Submitted by: United Nations Translation Services
Speaker: Li Zuo
Topic: Machine translation from English to Chinese:
A study of Google’s performance with the UN documents.
The present study
examines from users' perspective the performance of Google’s online translation
service on the documents of the United Nations. Since at least 2004, United
Nations has been exploring, piloting, and implementing computer assisted
translation (CAT) with Trados as an officially selected vehicle. A more recent
development is the spontaneous adoption of Google translation among Chinese
translators as an easy, versatile, and labor-saving tool. With machine
translation getting real among developers and end-users, there seems to be a
need to conduct a reality check to see how well it serves its purpose. The
current study examines Google translation and its degree of assistance to the
Chinese professional translators at the United Nations in particular. It uses a
variety of UN documents to test and evaluate the performance of Google
translation from English to Chinese. The sampled UN documents consist of 3
resolutions, 2 letters, 2 provisional agendas, 1 plenary verbatim, 1 report, 1
note by the Secretariat, and 1 budget.
The results vindicate Google’s cutting edge in machine
translation when English to Chinese is concerned, thanks to its powerful infrastructure
and immense translation database. The conversion between the two languages
takes only an instant, even for a fairly long piece. On top of that, Google
gets terminology right more frequently and seems better able to make an
intelligent guess when compared with other translation tools like MS Bing. But
Google’s Chinese is far from intelligible, especially at the sentence level,
primarily because of serious problems with word order and sentence parsing.
There are also technical problems like adding or omitting words and erroneous
rendering of numbers.
Nevertheless, Google translation offers translators an
option to work on its rough draft for the benefit of saving time and pain in
typing. The challenges of post-editing, however, may offset the time saved.
Even though Google translation may not necessarily net in speed gains when it
is used to assist translation, it certainly is a beneficial labor saver,
including mental labor when it performs at its very best.
Submitted by: National Air and Space Intelligence Agency
Presenter: Chuck Simmons
Topic: Foreign Media Collaboration Framework (FMCF)
The Foreign Media Collaboration Framework (FMCF) is the
latest approach by NASIC to provide a comprehensive system to process foreign
language materials.
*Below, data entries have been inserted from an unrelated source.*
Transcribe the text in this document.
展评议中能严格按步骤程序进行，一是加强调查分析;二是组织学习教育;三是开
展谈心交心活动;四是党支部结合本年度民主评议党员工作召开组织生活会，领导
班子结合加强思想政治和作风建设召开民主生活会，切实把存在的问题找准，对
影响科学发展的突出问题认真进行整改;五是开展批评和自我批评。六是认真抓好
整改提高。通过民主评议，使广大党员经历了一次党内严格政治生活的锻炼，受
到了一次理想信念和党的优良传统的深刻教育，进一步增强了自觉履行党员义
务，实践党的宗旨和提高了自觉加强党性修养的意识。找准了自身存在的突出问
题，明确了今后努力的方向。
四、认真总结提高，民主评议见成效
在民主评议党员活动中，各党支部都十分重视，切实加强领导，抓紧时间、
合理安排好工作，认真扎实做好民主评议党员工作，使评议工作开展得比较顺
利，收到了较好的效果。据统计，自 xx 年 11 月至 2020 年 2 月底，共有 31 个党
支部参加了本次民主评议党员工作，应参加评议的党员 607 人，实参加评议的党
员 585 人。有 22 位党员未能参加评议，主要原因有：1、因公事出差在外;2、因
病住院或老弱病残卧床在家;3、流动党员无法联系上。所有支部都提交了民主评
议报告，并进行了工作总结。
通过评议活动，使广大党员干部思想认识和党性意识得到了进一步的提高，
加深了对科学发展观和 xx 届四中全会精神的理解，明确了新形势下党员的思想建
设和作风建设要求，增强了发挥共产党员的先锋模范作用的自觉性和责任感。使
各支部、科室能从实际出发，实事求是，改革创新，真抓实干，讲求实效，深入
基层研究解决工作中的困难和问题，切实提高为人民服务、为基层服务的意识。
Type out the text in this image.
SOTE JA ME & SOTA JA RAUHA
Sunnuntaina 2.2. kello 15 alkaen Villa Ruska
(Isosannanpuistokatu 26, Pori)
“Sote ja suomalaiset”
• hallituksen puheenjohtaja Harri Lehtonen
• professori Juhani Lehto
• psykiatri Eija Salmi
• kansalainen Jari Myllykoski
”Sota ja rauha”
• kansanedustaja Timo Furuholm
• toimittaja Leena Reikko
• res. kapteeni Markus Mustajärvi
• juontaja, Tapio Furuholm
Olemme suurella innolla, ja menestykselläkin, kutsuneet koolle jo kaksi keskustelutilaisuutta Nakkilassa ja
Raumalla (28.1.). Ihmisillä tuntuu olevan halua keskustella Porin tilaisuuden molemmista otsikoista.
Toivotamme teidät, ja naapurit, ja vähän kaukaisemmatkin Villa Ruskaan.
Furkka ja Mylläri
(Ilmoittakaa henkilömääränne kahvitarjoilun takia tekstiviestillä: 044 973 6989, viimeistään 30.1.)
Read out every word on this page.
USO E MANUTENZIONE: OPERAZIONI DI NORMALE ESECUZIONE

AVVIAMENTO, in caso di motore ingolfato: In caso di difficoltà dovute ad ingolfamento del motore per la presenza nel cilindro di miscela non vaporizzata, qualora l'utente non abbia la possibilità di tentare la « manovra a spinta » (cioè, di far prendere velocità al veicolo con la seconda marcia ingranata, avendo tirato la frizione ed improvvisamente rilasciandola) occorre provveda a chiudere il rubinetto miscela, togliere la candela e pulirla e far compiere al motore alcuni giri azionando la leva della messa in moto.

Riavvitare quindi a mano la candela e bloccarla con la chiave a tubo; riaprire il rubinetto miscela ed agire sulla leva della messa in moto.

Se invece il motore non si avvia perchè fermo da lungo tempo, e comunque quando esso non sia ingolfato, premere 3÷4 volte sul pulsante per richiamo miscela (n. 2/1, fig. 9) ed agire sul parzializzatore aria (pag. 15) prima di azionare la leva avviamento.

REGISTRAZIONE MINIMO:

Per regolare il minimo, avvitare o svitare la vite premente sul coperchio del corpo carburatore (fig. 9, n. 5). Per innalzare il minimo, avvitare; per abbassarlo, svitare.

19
FMCF is a Services
Oriented Architecture (SOA) that provides an infrastructure to manage HLT
tools, products, workflows, and services. This federated SOA solution adheres
to DISA’s NCES SOA Governance Model, DDMS XML for Metadata Capture/Dissemination,
and IC-ISM for Security.
The FMCF provides a cutting edge infrastructure that
encapsulates multiple capabilities from multiple vendors in one place. This approach will accelerate HLT
development, contain sustainment cost, minimize training, and brings the MT,
OCR, ASR, audio/video, entity extraction, analytic tools and database under one
umbrella, thus reducing the total cost of ownership.
Submitted by: Technical Support working Group
Presenter: Kathleen Egan
Topic: Cross Lingual Arabic Blog Alerting (COLABA)
Social media and tools for
communication over the Internet have expanded a great deal in recent years.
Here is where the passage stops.